ARMES À FEU • Retraçant le déroulement de l'affairé, Missongo ajoutera en substance que c'est lorsque cette femme est entrée en possession de sa convocation, qu'elle s'est rapidement rapprochée de l'archevêque de Libreville, Basile Mvé Engone, pour l'en tenir informé. Sur ces entrefaits, les responsables de l'église catholique de Libreville vont annoncer à leurs fidèles que la police était venue procéder à une nouvelle arrestation du curé suspecté dans une affaire de détention d'armes à feu de gros calibre. L'intervenant a défié quiconque de lui apporter les noms des agents qui auraient été aperçus dans les milieux de la cathédrale Sainte Marie ce jour-là, menottes en mains, pour procéder à l'arrestation.

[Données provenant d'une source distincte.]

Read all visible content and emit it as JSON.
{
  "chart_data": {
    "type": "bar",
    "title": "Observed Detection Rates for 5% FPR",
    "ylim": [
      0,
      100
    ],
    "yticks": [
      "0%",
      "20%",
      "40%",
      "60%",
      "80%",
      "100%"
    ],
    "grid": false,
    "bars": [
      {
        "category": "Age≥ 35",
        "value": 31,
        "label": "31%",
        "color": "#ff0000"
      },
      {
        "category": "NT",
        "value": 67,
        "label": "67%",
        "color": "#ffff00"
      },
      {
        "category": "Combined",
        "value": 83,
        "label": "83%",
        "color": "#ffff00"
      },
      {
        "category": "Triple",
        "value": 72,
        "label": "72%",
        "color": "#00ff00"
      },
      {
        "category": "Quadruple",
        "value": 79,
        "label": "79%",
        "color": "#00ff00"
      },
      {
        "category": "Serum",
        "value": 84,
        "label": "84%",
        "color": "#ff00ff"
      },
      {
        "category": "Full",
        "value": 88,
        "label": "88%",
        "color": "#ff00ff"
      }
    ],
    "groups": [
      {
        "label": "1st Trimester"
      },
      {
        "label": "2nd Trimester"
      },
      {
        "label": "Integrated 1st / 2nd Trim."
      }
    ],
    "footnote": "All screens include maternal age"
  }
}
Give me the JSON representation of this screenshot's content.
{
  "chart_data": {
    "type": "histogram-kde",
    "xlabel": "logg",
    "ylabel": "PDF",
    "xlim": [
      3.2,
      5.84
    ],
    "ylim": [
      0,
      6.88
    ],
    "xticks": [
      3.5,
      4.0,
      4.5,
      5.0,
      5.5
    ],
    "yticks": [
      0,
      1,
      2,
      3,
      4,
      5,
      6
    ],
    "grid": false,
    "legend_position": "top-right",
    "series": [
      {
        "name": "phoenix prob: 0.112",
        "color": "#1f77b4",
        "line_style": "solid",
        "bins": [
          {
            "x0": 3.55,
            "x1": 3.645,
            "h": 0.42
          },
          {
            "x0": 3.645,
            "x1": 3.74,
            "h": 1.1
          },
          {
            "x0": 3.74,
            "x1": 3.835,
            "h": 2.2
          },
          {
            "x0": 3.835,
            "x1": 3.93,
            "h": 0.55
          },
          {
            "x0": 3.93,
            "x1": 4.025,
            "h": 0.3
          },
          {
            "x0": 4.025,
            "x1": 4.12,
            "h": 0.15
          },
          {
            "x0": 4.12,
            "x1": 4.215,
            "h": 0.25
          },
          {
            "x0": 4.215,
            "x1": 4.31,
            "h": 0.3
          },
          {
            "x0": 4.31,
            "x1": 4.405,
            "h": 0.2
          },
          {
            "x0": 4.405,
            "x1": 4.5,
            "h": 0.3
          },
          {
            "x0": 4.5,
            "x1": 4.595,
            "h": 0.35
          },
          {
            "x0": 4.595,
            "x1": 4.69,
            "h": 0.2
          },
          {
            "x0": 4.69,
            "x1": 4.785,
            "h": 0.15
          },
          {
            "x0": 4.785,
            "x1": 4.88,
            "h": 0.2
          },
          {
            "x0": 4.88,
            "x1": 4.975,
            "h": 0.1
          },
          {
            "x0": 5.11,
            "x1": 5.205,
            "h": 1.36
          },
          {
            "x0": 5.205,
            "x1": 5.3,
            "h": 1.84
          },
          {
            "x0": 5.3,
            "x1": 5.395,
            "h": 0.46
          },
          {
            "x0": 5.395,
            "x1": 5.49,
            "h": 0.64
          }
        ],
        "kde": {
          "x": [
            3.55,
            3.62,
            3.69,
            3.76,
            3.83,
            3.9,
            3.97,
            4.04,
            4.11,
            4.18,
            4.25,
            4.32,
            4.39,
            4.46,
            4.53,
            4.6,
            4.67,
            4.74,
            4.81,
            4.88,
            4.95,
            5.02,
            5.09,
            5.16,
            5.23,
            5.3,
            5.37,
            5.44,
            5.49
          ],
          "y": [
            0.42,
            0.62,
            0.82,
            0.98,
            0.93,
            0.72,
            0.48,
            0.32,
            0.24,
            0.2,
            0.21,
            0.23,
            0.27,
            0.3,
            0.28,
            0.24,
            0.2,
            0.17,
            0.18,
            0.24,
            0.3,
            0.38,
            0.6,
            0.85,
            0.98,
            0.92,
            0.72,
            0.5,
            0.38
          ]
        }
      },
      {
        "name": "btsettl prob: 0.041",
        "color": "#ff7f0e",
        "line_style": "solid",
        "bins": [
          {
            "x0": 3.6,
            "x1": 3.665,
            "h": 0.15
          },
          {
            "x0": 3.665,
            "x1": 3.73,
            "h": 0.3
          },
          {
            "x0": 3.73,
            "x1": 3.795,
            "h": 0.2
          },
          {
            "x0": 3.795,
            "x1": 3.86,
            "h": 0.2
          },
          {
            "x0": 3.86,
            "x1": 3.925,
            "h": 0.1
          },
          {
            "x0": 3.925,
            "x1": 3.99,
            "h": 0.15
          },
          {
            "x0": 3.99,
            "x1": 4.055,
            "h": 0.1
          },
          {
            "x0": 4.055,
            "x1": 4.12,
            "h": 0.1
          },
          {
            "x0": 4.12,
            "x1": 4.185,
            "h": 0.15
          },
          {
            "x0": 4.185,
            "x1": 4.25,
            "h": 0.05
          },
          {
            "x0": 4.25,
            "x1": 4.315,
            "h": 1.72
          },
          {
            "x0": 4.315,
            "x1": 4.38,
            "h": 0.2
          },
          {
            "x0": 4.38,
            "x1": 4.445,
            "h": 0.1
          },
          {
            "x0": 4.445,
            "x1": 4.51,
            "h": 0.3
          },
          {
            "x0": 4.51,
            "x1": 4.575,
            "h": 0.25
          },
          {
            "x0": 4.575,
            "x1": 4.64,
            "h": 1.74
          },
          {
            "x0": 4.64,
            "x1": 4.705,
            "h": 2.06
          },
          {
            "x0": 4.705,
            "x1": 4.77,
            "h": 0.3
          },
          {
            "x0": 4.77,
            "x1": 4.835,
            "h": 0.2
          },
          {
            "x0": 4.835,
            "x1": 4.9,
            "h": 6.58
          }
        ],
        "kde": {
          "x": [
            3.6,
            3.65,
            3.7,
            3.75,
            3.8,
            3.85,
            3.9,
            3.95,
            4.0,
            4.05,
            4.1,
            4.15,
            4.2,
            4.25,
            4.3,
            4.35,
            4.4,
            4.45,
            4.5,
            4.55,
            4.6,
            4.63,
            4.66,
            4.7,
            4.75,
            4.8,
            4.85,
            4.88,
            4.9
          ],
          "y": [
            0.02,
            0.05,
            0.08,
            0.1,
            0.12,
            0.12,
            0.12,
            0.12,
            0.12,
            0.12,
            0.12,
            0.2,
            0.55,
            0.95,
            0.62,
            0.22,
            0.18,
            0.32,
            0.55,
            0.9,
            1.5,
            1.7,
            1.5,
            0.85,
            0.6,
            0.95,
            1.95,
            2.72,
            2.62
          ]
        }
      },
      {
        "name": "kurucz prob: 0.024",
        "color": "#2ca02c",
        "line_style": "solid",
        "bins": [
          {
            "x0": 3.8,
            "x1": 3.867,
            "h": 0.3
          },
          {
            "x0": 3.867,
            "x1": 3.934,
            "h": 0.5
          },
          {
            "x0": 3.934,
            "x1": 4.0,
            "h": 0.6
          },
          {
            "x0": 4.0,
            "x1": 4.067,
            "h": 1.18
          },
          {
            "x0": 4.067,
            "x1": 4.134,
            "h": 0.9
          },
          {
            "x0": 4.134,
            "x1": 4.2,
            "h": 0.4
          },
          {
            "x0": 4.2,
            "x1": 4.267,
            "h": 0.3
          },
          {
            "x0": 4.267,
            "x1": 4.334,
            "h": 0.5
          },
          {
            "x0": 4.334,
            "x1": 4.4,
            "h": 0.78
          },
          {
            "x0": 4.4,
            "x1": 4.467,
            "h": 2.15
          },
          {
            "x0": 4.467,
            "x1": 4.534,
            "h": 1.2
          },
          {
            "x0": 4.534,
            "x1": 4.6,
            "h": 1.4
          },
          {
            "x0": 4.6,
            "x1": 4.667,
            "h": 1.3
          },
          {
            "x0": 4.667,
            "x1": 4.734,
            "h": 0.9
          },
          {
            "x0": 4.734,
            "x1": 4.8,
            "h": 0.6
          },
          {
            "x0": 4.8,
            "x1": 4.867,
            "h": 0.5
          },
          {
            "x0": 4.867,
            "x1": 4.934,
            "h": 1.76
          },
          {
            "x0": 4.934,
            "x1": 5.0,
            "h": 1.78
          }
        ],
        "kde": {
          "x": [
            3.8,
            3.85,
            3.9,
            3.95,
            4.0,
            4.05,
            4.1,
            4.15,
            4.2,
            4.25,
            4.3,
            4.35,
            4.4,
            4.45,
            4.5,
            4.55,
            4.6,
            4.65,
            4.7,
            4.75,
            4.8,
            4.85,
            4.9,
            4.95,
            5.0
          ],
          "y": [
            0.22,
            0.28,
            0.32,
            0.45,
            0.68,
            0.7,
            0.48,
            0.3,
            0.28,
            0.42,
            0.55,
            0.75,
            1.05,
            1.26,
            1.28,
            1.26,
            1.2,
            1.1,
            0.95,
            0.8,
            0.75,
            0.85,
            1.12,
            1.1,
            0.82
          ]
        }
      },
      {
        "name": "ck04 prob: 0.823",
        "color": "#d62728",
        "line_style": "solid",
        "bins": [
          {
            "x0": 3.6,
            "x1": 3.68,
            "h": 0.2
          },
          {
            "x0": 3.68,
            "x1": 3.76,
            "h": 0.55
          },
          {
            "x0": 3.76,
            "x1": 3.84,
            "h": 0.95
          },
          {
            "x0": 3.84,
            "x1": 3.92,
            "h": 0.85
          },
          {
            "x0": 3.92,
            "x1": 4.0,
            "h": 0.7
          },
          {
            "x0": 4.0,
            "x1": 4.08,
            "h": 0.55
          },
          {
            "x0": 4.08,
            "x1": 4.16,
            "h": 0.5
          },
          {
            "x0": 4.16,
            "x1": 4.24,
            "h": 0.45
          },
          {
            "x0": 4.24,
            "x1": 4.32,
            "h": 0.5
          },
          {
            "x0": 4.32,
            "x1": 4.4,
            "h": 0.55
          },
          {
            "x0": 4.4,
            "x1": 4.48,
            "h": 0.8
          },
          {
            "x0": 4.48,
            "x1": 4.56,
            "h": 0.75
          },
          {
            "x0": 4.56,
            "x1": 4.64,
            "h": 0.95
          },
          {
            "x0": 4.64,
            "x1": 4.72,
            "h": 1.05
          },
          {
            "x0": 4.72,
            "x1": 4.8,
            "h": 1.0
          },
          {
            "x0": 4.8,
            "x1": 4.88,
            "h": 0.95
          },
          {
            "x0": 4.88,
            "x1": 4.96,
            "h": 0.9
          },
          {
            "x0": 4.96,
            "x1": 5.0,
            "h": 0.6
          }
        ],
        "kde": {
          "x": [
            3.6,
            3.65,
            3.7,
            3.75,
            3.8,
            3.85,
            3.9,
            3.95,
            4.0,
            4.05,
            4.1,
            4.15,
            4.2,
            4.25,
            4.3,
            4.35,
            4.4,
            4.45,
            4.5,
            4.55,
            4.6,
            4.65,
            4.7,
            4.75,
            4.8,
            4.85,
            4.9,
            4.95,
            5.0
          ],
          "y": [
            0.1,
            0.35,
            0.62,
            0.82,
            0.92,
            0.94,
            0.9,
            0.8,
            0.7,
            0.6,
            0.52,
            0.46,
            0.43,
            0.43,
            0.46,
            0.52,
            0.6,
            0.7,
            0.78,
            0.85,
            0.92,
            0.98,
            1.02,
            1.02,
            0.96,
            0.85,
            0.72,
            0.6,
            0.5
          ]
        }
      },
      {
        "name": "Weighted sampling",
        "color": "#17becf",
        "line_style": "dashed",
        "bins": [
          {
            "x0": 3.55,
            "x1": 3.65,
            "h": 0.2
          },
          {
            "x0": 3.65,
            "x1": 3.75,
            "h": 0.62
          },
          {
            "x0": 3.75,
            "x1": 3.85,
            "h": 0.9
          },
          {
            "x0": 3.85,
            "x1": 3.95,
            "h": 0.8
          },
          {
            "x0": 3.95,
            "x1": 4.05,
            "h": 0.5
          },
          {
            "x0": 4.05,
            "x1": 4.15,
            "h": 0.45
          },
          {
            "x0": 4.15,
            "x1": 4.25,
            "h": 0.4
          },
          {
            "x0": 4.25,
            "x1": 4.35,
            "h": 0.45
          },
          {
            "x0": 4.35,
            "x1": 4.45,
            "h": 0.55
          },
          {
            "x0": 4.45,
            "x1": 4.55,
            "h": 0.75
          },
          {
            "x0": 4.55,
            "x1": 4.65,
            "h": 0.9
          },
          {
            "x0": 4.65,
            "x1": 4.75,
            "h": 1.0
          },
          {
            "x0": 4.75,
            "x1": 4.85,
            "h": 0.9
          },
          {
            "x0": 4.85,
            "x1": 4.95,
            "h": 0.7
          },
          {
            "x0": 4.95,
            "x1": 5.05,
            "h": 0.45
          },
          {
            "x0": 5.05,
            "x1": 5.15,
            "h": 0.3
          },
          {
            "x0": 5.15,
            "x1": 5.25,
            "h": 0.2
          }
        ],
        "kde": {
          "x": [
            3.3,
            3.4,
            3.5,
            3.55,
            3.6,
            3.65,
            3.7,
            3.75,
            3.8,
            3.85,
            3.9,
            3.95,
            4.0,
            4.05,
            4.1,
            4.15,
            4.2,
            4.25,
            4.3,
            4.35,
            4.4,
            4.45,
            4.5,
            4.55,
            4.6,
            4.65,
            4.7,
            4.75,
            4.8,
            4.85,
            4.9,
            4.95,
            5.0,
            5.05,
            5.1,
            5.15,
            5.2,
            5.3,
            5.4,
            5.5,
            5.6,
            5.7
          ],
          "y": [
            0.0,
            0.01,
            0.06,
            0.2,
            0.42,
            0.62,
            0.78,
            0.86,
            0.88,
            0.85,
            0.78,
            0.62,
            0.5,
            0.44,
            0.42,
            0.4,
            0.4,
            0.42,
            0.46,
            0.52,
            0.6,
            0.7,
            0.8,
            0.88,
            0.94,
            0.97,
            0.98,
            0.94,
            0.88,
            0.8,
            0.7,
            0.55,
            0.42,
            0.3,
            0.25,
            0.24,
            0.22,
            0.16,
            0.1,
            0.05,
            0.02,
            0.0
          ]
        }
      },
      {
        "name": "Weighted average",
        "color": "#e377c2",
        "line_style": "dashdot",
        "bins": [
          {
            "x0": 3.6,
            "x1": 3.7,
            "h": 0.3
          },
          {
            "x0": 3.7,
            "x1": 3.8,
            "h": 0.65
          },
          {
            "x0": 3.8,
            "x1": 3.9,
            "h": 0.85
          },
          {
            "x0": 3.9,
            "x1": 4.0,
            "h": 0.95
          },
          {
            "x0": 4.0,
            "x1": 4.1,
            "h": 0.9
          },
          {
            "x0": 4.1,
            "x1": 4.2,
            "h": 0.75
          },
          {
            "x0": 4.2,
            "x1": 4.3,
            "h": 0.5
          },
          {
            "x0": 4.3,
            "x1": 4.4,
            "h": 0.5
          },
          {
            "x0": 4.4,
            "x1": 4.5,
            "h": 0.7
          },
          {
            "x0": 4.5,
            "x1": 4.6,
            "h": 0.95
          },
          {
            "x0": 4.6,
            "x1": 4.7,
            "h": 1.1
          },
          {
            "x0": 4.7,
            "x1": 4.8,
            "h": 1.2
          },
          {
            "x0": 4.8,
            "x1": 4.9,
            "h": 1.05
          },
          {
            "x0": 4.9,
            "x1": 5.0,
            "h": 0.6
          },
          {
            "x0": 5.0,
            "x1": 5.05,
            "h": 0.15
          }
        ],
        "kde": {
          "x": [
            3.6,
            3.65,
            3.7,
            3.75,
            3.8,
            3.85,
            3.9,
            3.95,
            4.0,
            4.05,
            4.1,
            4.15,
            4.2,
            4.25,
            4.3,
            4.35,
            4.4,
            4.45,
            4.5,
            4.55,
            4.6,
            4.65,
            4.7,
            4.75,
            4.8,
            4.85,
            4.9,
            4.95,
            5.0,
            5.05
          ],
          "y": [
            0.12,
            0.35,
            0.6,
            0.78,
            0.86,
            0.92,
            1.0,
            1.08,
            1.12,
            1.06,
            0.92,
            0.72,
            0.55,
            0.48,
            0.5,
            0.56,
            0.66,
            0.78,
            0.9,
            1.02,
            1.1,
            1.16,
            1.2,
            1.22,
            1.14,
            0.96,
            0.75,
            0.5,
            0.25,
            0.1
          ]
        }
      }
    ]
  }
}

Et le ministre de la Sécurité publique et de l'Immigration d'indiquer que si davantage d'agents de police auraient été aperçus à l'intérieur de la cathédrale ce jour-là, c'est tout simplement dû au fait que dans les FPN, on dénombre beaucoup des chrétiens. Le dimanche était un jour de culte, leur présence en ces lieux était donc fort justifiée.
Développant son argumentaire, l'intéressé a martelé que les policiers ne sont pas ignorants des procédures en vigueur, «au point de préférer vouloir arrêter quelqu'un dans l'exercice de ses fonctions, alors même qu'il était acquis que cette même personne devait se retrouver, tôt ou tard, hors de son lieu de travail.» Dans le cas d'espèce et si cela avait été nécessaire, a objecté le ministre, il aurait été plus loisible pour les policiers d'aller cueillir à son domicile le suspect en question.
A la question de savoir si les armes trouvées chez les suspects n'avaient pas été placées là par la police, M. Missongo a d'abord précisé que plus de 10 fusils de type M 16 de fabrication américaine avaient effectivement été trouvés chez Nan Nguéma. Ni la police, ni la gendarmerie ne disposent de cette marque. En conséquence, il n'est pas possible que cela ait pu être réalisé par ses éléments, même infiltrés. Il a souhaité que les documents relatifs à l'achat de ces armes puissent être exhibés à la justice, afin que celle-ci tranche en toute connaissance de cause.
Au sujet des leaders politiques qui détiendraient chez eux des armes, le ministre de la Sécurité publique a laissé entendre que dès lors que les faits lui seront dénoncés, la Police mènera l'enquête avant de déposer ses conclusions sur la table du procureur de la République.
Quant à savoir si l'abbé Noël Ngwa Nguéma est coupable, le magistrat a dit que la culpabilité ou non d'un justiciable est du ressort de la justice. Il y a, de prime abord, présomption d'innocence. Et que dans le cas d'espèce il existe des pièces à conviction dans le dossier. Des personnes arrêtées auparavant, a-t-il indiqué, avaient lâché des noms. Ce qui a permis à la police de remonter la filière.
Pour d'autres dossiers semblables, le ministre a précisé qu'invariablement le rôle de la police consiste à mener les enquêtes et à déposer les conclusions sur la table de la justice qui, elle, est chargée de statuer sur les cas qui lui sont soumis. Pour terminer, le patron de la Sécurité publique a réitéré que les Forces de police nationale ne se départiront jamais de leur mission prévue par les textes en vigueur, notamment la constatation des infractions de la loi pénale, le rassemblement des preuves, la recherche des auteurs des infractions et la livraison de ces mêmes auteurs aux tribunaux chargés de les juger et, le cas échéant, de les punir.